«$elfie$»: entre féerie et violence

Une des scènes les plus fortes de la pièce montre le détournement érotique des armes à feu.
Photo: Malik Nashad Sharpe Une des scènes les plus fortes de la pièce montre le détournement érotique des armes à feu.

Malik Nashad Sharpe, alias Marikiscrycrycry, est une artiste noire américaine au genre fluide installée à Londres. Une identité qui la place à une périlleuse position sur l’échiquier de la stigmatisation intersectionnelle, un enjeu qui habite son travail. Puisant son imaginaire dans l’art (post-)Internet, avec ses sonorités de thèmes de jeux vidéo rétro mêlées à une bande-son hip-hop, Marikiscrycrycry livre une oeuvre audacieuse et expérimentale, croisant féerie et violence pour donner matière à réflexion.

À l’entrée en salle, coiffée d’une longue tignasse bleue vissée sur la tête, l’artiste se met en mouvement sur un thème musical de hip-hop qui tourne en boucle. Provenant de la scène expérimentale en danse, sa gestuelle fluide, ample et performative s’inspire des mouvements du dancehall, passant du flamboiement (twerk) à des états plus incarnés (lents déplacements dans l’espace).
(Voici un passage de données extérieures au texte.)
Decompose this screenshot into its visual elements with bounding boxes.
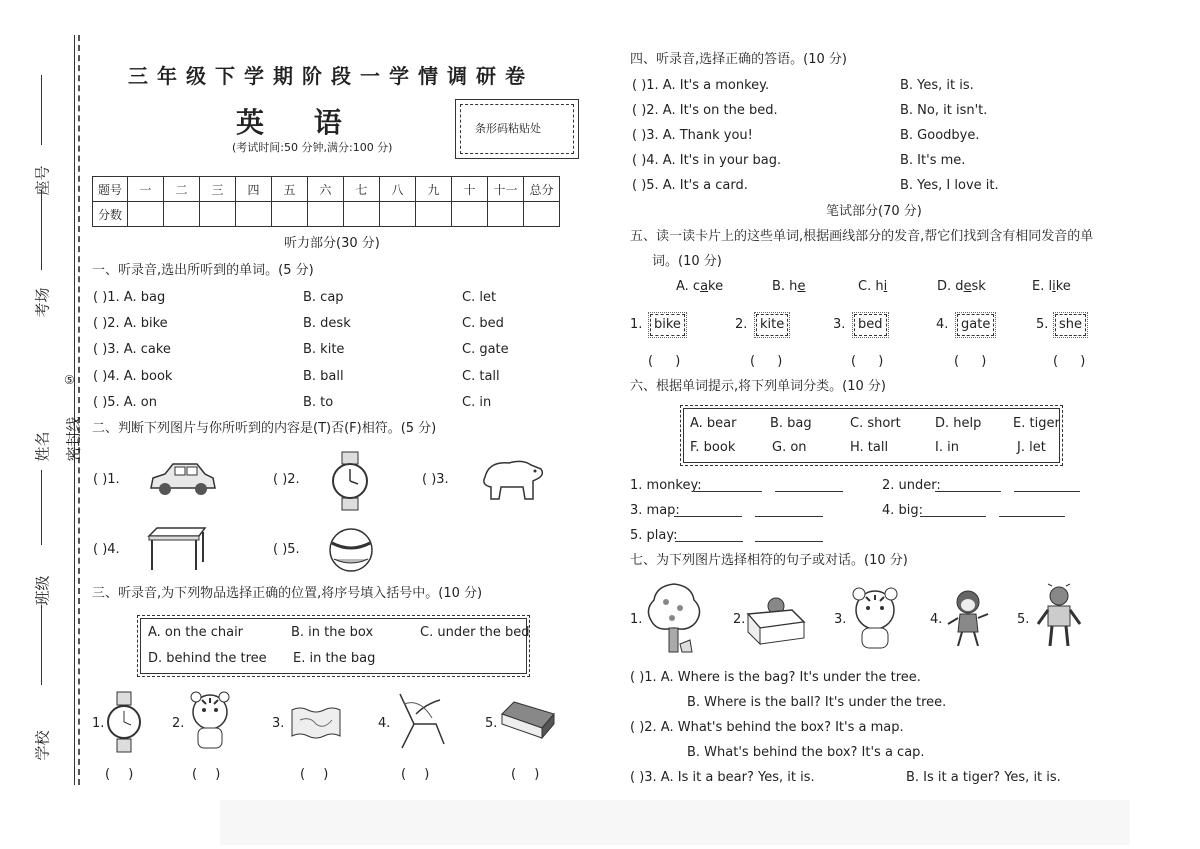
s5-card-4: gate <box>957 314 994 336</box>
s1-q3-b: B. kite <box>303 342 345 357</box>
s1-q1-b: B. cap <box>303 290 344 305</box>
written-section-title: 笔试部分(70 分) <box>826 204 922 219</box>
s2-q5-label[interactable]: ( )5. <box>273 542 300 557</box>
s4-title: 四、听录音,选择正确的答语。(10 分) <box>630 52 847 67</box>
s2-q4-label[interactable]: ( )4. <box>93 542 120 557</box>
s1-q3-c: C. gate <box>462 342 509 357</box>
s6-prompt-4: 4. big: <box>882 503 924 518</box>
book-icon <box>500 700 556 746</box>
class-blank <box>41 605 42 685</box>
seat-blank <box>41 75 42 145</box>
score-table-header-row: 题号 一 二 三 四 五 六 七 八 九 十 十一 总分 <box>93 177 560 202</box>
s5-option-b: B. he <box>772 279 806 294</box>
seal-number: ⑤ <box>64 373 75 387</box>
tiger-icon <box>850 588 900 650</box>
s1-q1-c: C. let <box>462 290 497 305</box>
exam-title: 三年级下学期阶段一学情调研卷 <box>128 64 534 88</box>
room-blank <box>41 190 42 270</box>
s6-blank-5a[interactable] <box>675 529 743 542</box>
listening-section-title: 听力部分(30 分) <box>284 236 380 251</box>
seat-label: 座号 <box>33 165 52 196</box>
s3-option-e: E. in the bag <box>293 651 376 666</box>
s3-bracket-1[interactable]: ( ) <box>105 767 134 782</box>
s6-blank-2a[interactable] <box>935 479 1001 492</box>
s6-prompt-1: 1. monkey: <box>630 478 702 493</box>
s6-word-j: J. let <box>1017 440 1046 455</box>
s6-prompt-3: 3. map: <box>630 503 680 518</box>
s3-option-a: A. on the chair <box>148 625 244 640</box>
s6-blank-4b[interactable] <box>999 504 1065 517</box>
s5-card-num-5: 5. <box>1036 317 1049 332</box>
s4-q2[interactable]: ( )2. A. It's on the bed. <box>632 103 778 118</box>
ball-icon <box>328 527 374 573</box>
s6-word-c: C. short <box>850 416 901 431</box>
s5-option-d: D. desk <box>937 279 986 294</box>
s6-blank-5b[interactable] <box>755 529 823 542</box>
s1-q4-c: C. tall <box>462 369 500 384</box>
box-icon <box>746 596 806 646</box>
s3-num-3: 3. <box>272 716 285 731</box>
barcode-label: 条形码粘贴处 <box>475 122 541 135</box>
tiger-icon <box>188 692 232 752</box>
s4-q5-b: B. Yes, I love it. <box>900 178 999 193</box>
s4-q1-b: B. Yes, it is. <box>900 78 974 93</box>
watch-icon <box>330 452 370 510</box>
seal-label: 密封线 <box>64 416 83 462</box>
school-label: 学校 <box>33 730 52 761</box>
bear-icon <box>479 455 545 503</box>
s5-option-c: C. hi <box>858 279 888 294</box>
s6-word-f: F. book <box>690 440 736 455</box>
s1-q4-b: B. ball <box>303 369 344 384</box>
s1-q2-c: C. bed <box>462 316 504 331</box>
s4-q3-b: B. Goodbye. <box>900 128 980 143</box>
s7-q3-a[interactable]: ( )3. A. Is it a bear? Yes, it is. <box>630 770 815 785</box>
s3-bracket-5[interactable]: ( ) <box>511 767 540 782</box>
monkey-icon <box>946 588 990 648</box>
s4-q4-b: B. It's me. <box>900 153 966 168</box>
robot-icon <box>1036 584 1082 650</box>
s6-word-h: H. tall <box>850 440 889 455</box>
s3-num-4: 4. <box>378 716 391 731</box>
s7-num-2: 2. <box>733 612 746 627</box>
s4-q1[interactable]: ( )1. A. It's a monkey. <box>632 78 770 93</box>
s5-card-1: bike <box>650 314 685 336</box>
name-label: 姓名 <box>33 431 52 462</box>
s1-q5-c: C. in <box>462 395 492 410</box>
s3-option-c: C. under the bed <box>420 625 530 640</box>
margin-line <box>74 35 75 785</box>
barcode-area <box>455 99 579 159</box>
s7-q1-a[interactable]: ( )1. A. Where is the bag? It's under the tree. <box>630 670 921 685</box>
s6-blank-2b[interactable] <box>1014 479 1080 492</box>
s1-q5[interactable]: ( )5. A. on <box>93 395 157 410</box>
hat-icon <box>396 694 446 750</box>
s1-title: 一、听录音,选出所听到的单词。(5 分) <box>92 263 314 278</box>
s1-q1[interactable]: ( )1. A. bag <box>93 290 166 305</box>
car-icon <box>147 460 217 500</box>
s5-bracket-5[interactable]: ( ) <box>1053 354 1086 369</box>
s2-q3-label[interactable]: ( )3. <box>422 472 449 487</box>
subject-title: 英 语 <box>236 106 362 139</box>
name-blank <box>41 470 42 545</box>
s6-word-b: B. bag <box>770 416 812 431</box>
s6-word-e: E. tiger <box>1013 416 1060 431</box>
s1-q2-b: B. desk <box>303 316 351 331</box>
s5-option-a: A. cake <box>676 279 724 294</box>
s1-q3[interactable]: ( )3. A. cake <box>93 342 171 357</box>
s5-title-2: 词。(10 分) <box>652 254 722 269</box>
s6-blank-1a[interactable] <box>694 479 762 492</box>
table-icon <box>147 526 207 572</box>
s7-q2-b: B. What's behind the box? It's a cap. <box>687 745 925 760</box>
watch-icon <box>106 692 142 752</box>
s7-title: 七、为下列图片选择相符的句子或对话。(10 分) <box>630 553 908 568</box>
s7-num-4: 4. <box>930 612 943 627</box>
s5-bracket-4[interactable]: ( ) <box>954 354 987 369</box>
s6-blank-1b[interactable] <box>775 479 843 492</box>
class-label: 班级 <box>33 575 52 606</box>
s6-blank-3b[interactable] <box>755 504 823 517</box>
s6-blank-4a[interactable] <box>920 504 986 517</box>
s5-title: 五、读一读卡片上的这些单词,根据画线部分的发音,帮它们找到含有相同发音的单 <box>630 229 1094 244</box>
score-table <box>92 176 560 227</box>
s6-prompt-2: 2. under: <box>882 478 941 493</box>
s5-bracket-3[interactable]: ( ) <box>851 354 884 369</box>
seal-dashed-line <box>78 35 80 785</box>
s1-q5-b: B. to <box>303 395 334 410</box>
score-table-score-row: 分数 <box>93 202 560 227</box>
map-icon <box>290 706 342 740</box>
s6-word-g: G. on <box>772 440 807 455</box>
s3-option-b: B. in the box <box>291 625 374 640</box>
s1-q2[interactable]: ( )2. A. bike <box>93 316 168 331</box>
s5-bracket-2[interactable]: ( ) <box>750 354 783 369</box>
s5-card-5: she <box>1055 314 1086 336</box>
s1-q4[interactable]: ( )4. A. book <box>93 369 173 384</box>
exam-info: (考试时间:50 分钟,满分:100 分) <box>232 141 393 154</box>
s3-bracket-2[interactable]: ( ) <box>192 767 221 782</box>
s2-title: 二、判断下列图片与你所听到的内容是(T)否(F)相符。(5 分) <box>92 421 437 436</box>
s4-q4[interactable]: ( )4. A. It's in your bag. <box>632 153 782 168</box>
s6-word-a: A. bear <box>690 416 737 431</box>
s2-q2-label[interactable]: ( )2. <box>273 472 300 487</box>
s4-q3[interactable]: ( )3. A. Thank you! <box>632 128 753 143</box>
s5-bracket-1[interactable]: ( ) <box>648 354 681 369</box>
s5-card-2: kite <box>756 314 788 336</box>
s6-word-d: D. help <box>935 416 982 431</box>
s7-num-3: 3. <box>834 612 847 627</box>
s7-q2-a[interactable]: ( )2. A. What's behind the box? It's a map. <box>630 720 904 735</box>
s3-num-2: 2. <box>172 716 185 731</box>
s4-q2-b: B. No, it isn't. <box>900 103 988 118</box>
s5-option-e: E. like <box>1032 279 1071 294</box>
s7-q1-b: B. Where is the ball? It's under the tree. <box>687 695 947 710</box>
bottom-blank-area <box>220 800 1130 845</box>
s3-num-1: 1. <box>92 716 105 731</box>
s2-q1-label[interactable]: ( )1. <box>93 472 120 487</box>
s7-q3-b: B. Is it a tiger? Yes, it is. <box>906 770 1061 785</box>
s7-num-5: 5. <box>1017 612 1030 627</box>
s3-bracket-3[interactable]: ( ) <box>300 767 329 782</box>
s3-title: 三、听录音,为下列物品选择正确的位置,将序号填入括号中。(10 分) <box>92 586 483 601</box>
s5-card-num-3: 3. <box>833 317 846 332</box>
s3-num-5: 5. <box>485 716 498 731</box>
s3-bracket-4[interactable]: ( ) <box>401 767 430 782</box>
s4-q5[interactable]: ( )5. A. It's a card. <box>632 178 748 193</box>
s5-card-num-4: 4. <box>936 317 949 332</box>
s3-option-d: D. behind the tree <box>148 651 267 666</box>
tree-icon <box>644 582 704 654</box>
s6-prompt-5: 5. play: <box>630 528 678 543</box>
s5-card-num-1: 1. <box>630 317 643 332</box>
s6-word-i: I. in <box>935 440 959 455</box>
s5-card-3: bed <box>854 314 887 336</box>
s6-title: 六、根据单词提示,将下列单词分类。(10 分) <box>630 379 886 394</box>
s5-card-num-2: 2. <box>735 317 748 332</box>
room-label: 考场 <box>33 287 52 318</box>
s7-num-1: 1. <box>630 612 643 627</box>
s6-blank-3a[interactable] <box>674 504 742 517</box>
Dans l’univers qu’elle construit en duo, Marikiscrycrycry invente ses propres codes de représentation en manipulant toute une série d’accessoires — peluches miniatures et géantes, longues perruques colorées, mystérieux portrait d’un jeune homme, roses en plastique, drapeau américain, armes en plastique —, performe l’identité queer et mêle mouvements, textes et chant. L’accompagnant en scène, le danseur Kam Wan, au fil de la pièce, semble incarner la masculinité toxique. Son corps aux muscles contractés d’abord s’exhibant, et sous les stroboscopes devenant intimidants, violents, alors qu’il se jette, bouscule et tente de soumettre avec violence sa complice.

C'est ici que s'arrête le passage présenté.